A few weeks ago they managed to get Michael Porter to give a couple of private lectures about Oman's competitiveness. He gave a lecture that basically said "Oman could be the best country in the region if it changes the following.." and then he listed almost everything that was wrong in Oman. He basically said "change everything". Of course our press the next day had the headlines declaring that the world's top management guru says that Oman could be the best. That's what we're good at. We can put a spin on just about anything and make it sound like a compliment. But can we build a competitive advantage on that?
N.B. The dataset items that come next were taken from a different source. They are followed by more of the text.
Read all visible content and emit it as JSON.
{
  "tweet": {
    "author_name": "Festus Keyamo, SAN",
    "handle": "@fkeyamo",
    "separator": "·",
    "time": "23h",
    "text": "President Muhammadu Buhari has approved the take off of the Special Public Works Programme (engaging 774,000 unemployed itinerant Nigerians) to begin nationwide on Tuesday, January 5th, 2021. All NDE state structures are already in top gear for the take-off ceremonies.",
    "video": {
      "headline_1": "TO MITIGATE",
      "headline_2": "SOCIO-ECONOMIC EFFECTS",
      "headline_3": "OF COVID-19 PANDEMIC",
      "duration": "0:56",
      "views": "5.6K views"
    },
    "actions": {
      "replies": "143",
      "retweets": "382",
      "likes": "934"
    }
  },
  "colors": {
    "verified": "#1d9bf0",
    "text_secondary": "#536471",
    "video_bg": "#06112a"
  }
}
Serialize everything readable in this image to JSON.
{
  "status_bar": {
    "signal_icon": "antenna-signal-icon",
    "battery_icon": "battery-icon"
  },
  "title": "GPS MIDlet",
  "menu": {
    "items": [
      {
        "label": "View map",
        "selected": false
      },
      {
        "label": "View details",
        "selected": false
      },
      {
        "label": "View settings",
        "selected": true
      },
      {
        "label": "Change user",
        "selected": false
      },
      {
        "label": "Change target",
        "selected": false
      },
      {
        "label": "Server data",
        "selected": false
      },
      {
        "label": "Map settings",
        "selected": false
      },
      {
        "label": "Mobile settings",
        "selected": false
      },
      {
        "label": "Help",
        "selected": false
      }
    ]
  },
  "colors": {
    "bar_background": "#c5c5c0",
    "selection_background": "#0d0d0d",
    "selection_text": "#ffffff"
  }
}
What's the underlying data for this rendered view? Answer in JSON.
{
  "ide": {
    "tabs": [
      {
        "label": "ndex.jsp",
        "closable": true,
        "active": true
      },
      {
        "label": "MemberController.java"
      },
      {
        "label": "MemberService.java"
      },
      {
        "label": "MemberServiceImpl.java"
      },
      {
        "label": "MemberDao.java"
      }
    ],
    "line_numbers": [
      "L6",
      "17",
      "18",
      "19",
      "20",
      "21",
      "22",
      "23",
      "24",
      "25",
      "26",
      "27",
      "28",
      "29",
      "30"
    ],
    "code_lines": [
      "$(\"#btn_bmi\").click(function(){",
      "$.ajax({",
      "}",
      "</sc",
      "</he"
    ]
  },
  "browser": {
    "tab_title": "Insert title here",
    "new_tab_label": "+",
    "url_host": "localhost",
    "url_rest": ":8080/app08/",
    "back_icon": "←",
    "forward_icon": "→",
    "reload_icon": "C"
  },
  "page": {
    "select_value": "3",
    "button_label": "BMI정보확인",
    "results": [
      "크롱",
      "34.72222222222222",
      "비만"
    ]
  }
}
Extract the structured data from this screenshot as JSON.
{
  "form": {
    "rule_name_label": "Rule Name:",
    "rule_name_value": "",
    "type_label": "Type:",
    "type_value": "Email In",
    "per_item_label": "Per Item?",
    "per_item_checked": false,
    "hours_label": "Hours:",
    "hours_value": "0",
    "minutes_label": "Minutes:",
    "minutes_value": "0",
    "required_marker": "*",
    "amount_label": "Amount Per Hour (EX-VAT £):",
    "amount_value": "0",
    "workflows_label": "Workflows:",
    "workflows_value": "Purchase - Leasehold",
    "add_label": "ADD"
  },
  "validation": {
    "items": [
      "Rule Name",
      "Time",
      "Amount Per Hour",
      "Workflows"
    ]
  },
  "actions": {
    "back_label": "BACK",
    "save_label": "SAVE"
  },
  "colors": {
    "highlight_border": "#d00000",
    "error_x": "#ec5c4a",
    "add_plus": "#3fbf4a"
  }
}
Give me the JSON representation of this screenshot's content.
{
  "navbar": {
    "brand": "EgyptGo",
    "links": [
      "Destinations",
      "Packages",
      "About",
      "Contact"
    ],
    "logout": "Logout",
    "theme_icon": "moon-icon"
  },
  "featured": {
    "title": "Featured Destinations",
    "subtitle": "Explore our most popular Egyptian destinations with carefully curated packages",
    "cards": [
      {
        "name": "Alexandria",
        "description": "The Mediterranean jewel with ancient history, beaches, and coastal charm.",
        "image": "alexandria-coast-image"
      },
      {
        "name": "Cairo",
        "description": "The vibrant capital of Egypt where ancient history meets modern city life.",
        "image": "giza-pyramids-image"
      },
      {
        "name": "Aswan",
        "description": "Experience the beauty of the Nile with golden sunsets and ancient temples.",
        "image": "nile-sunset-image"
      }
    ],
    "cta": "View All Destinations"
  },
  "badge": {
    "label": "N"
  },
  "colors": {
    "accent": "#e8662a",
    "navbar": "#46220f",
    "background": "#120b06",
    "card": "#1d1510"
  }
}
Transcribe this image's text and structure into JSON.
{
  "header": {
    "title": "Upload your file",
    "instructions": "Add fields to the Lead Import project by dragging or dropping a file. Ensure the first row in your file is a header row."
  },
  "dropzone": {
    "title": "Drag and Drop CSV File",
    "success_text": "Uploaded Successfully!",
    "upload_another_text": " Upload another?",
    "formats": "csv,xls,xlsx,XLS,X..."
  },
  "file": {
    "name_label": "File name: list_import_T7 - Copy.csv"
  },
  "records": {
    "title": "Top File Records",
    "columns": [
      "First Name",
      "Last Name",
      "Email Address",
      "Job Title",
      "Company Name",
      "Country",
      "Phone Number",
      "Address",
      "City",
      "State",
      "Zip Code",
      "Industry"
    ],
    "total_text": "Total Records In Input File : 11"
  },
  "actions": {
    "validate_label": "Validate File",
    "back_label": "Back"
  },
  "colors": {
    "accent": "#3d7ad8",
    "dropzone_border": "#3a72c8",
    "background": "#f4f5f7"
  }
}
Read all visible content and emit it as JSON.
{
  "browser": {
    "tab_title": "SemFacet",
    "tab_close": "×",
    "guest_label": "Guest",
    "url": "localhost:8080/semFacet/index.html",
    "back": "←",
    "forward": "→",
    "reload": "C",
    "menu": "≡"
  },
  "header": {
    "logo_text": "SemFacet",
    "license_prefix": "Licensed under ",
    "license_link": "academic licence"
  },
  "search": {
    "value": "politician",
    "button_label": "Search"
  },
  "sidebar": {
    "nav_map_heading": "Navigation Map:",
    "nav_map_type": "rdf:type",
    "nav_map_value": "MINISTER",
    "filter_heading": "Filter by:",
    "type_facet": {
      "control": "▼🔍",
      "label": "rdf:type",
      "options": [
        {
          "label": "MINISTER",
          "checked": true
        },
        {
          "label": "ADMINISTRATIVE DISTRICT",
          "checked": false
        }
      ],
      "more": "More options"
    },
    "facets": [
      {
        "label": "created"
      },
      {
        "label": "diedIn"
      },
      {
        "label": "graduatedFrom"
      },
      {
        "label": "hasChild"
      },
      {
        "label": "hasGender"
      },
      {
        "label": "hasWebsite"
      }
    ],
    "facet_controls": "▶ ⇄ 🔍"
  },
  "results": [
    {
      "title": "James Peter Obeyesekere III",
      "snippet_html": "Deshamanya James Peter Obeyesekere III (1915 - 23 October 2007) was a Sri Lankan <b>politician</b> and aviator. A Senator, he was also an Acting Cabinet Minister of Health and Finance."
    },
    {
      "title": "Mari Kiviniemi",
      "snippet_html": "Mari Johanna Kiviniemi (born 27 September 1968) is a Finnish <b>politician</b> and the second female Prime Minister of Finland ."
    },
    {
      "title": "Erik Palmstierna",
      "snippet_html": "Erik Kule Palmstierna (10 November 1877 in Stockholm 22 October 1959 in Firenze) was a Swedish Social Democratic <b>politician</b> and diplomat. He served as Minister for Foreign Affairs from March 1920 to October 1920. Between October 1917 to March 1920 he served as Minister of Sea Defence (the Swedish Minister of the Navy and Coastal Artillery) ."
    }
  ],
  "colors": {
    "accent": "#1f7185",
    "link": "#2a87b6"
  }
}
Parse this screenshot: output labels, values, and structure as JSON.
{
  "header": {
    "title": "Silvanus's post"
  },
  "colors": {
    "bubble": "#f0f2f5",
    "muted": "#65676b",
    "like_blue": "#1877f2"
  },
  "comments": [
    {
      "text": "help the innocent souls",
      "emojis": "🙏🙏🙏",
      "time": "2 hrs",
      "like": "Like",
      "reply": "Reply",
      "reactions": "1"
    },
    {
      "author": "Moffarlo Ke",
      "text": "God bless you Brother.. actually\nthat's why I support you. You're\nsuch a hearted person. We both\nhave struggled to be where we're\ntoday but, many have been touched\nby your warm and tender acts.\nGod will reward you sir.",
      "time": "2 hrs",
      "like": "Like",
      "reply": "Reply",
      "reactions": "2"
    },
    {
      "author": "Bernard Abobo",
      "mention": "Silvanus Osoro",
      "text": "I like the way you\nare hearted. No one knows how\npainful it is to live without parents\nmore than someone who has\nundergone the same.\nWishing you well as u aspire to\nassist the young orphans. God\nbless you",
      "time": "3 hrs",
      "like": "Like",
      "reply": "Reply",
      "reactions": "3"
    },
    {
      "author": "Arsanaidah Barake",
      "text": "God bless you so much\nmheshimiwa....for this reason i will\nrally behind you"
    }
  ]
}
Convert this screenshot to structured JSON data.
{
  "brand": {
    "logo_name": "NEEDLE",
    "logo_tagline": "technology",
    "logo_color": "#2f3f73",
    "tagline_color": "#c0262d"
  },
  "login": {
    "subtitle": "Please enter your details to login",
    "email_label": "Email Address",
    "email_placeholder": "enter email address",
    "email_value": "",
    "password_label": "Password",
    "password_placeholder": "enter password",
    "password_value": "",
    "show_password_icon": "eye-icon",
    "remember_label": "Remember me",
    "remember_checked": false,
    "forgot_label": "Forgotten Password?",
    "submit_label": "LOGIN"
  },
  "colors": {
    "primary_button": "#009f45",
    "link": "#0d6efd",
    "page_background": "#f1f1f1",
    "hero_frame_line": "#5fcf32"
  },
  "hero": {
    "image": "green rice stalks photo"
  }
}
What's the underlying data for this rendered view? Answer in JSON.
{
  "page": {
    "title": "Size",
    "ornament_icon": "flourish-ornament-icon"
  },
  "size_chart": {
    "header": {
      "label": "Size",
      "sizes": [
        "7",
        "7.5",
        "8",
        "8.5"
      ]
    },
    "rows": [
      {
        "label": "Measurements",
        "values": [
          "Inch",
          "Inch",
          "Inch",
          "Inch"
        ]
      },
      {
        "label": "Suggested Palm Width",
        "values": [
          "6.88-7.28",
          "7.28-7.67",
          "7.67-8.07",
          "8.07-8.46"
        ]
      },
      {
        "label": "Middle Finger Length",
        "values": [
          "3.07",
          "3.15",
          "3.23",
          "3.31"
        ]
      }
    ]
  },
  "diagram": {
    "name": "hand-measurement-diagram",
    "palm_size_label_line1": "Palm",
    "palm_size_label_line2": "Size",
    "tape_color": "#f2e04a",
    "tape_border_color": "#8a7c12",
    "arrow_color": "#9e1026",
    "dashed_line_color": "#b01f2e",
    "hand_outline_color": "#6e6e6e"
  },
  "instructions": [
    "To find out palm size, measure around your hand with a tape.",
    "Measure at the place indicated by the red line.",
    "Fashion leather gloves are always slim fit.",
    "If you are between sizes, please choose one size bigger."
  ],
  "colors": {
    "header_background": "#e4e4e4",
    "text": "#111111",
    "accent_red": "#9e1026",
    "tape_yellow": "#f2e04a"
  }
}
I know a bitch a lot. That's what I do. I see things happen around me. I read a lot. I go online a lot. It comes to a boil, I bitch. It lets out a little steam. It's like a natural pressure valve/blog. What good will it do? Absolutely nothing. I will not go away and live in Dubai like others I know. Not for the pay, and definitely not because "things actually work there" like a friend who's taken the jump told me. Deep inside me, I still believe that Oman will work one day. And then will I stop bitching?


Anonymous said...

We might have lost to Qatar, but it is not the end of the world, you do not have to move to another country or realise that some legends are not true, simply because Oman lost in a 'soccer match'.

muscati said...

I don't think you got my point. Our team's acomplishments were great, but that they were thrice one shot away from the cup and lost is a perfect metaphor for how Oman is.